Sonrasında da projeye karar verdiniz. Peki, “Bir Sen Bir Ben Bir de Mama” projesinin amacı nedir?
Aslında bu projede amacımız sadece mama toplayıp bir yere bağışlamak değil. İnsanların vicdani duygularıyla hareket etmesini sağlamak. Kış aylarının geldiğini ve yeryüzüne de hayvanlar için gönderilmiş meleklerin bizler olduğu gerçeğini onlara anlatmak.

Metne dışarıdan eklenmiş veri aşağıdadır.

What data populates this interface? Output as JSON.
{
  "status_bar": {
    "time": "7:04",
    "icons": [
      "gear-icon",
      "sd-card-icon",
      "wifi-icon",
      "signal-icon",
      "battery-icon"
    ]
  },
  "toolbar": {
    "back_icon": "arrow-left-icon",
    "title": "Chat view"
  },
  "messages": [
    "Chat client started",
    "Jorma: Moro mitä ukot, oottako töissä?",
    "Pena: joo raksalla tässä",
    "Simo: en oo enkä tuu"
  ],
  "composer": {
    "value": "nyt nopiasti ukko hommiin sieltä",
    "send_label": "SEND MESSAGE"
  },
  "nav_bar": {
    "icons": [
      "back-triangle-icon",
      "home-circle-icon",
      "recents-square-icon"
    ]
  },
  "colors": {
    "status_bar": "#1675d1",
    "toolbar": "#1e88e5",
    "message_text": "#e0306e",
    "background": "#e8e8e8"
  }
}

Devam eden projemizde, topladığımız mamaları, isteyen öğrencinin bizden gelip bir miktar alarak sokaktaki hayvanları besleyebileceğini anlatıyoruz. Bunu bir kulüp üzerinden başlatmış olsak da bizim için önemli olan tek şey hayvanlara yardımcı olmak ve bunu yapabilecek herkes ile beraber çalışabiliriz. Bu üyemiz olmak zorunda değil.
Bu şekilde maddi imkânsızlıklar nedeniyle istediği yardımı yapamayan kişilerin de yolunu açmış oluyorsunuz. Projeye gerekli katılımı sağlamak için neler yaptınız? Yalnızca Denizli içinden mi katılım sağlanabiliyor?

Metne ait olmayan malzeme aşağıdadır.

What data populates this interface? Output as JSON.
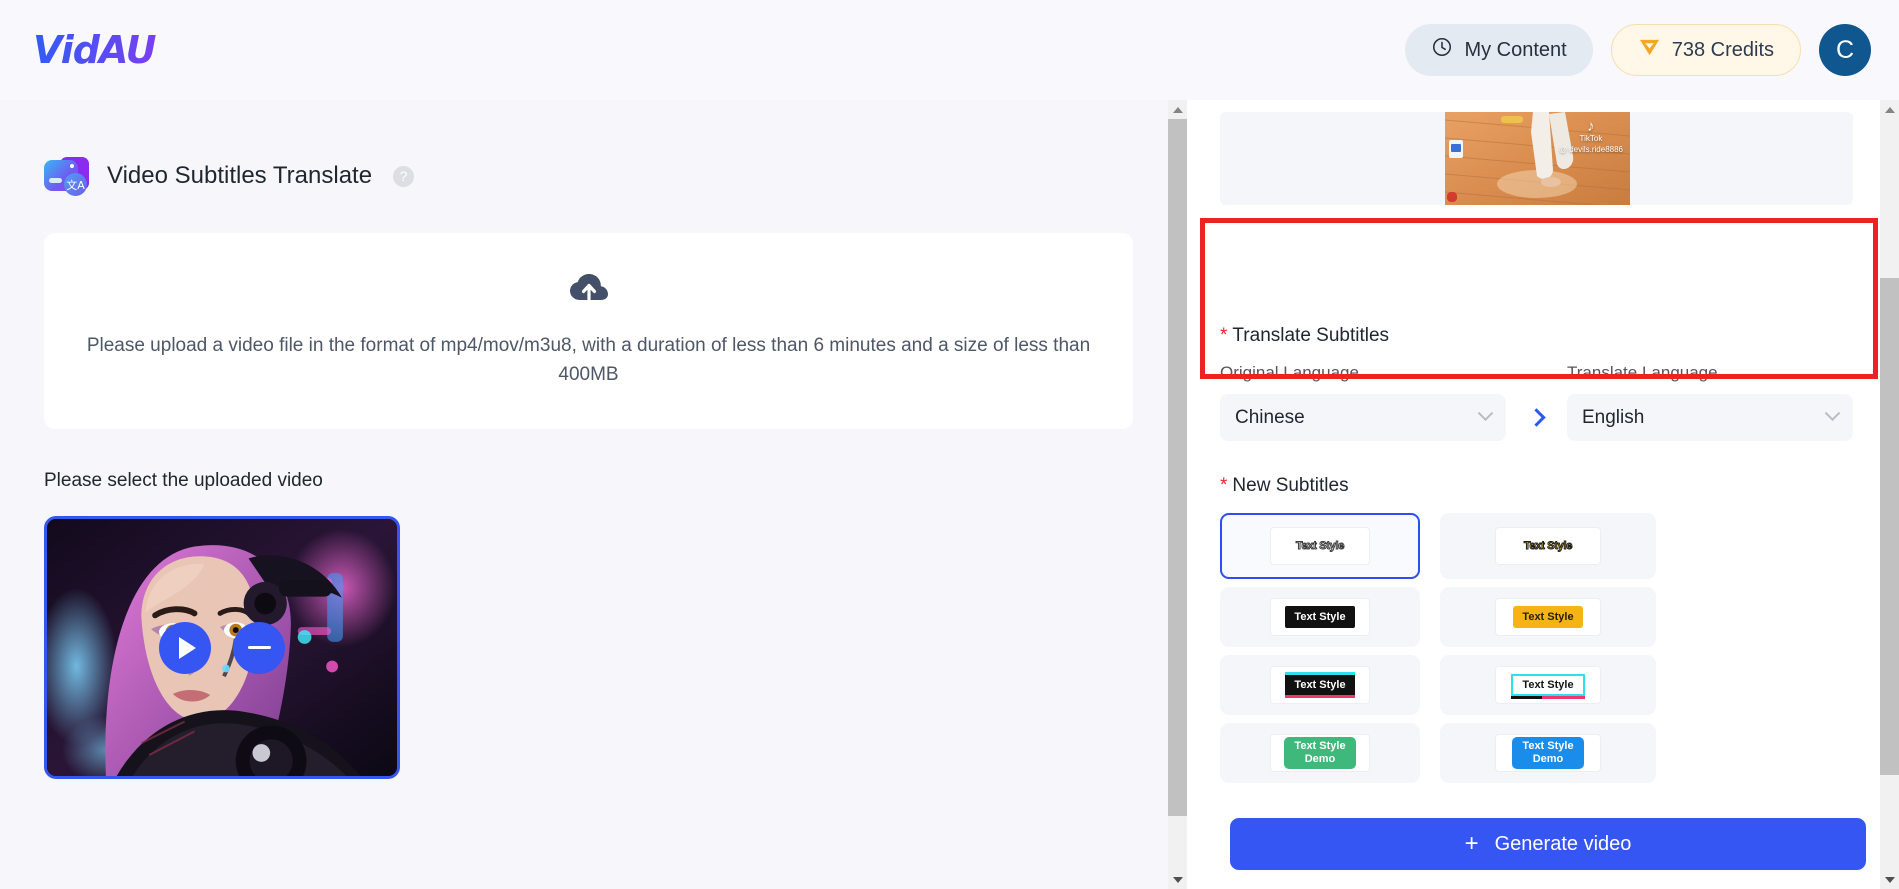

Denizli merkezli başlattığımız projemizde herkesin göreceği her yere afişler astık. Duyarlı olacağına inandığımız hocalarımıza mektuplar gönderdik. Sosyal medya üzerinden sürekli aktif bir şekilde sesimizi duyurmaya çalışıyoruz.
İnsanlara şehir dışında olsalar da kargo ile bize gönderim yapabileceklerini söylüyoruz. El ele verip sokaktaki hayvanlara hepimizin bakabileceğini anlatmak istiyoruz.
Şu anda 4. günümüzdeyiz ve 240 kg’a yakın mama bağışı topladık. Bizim Projemizin bitiş tarihi 31 Aralık 2016 ve bağış toplamaya devam ediyoruz.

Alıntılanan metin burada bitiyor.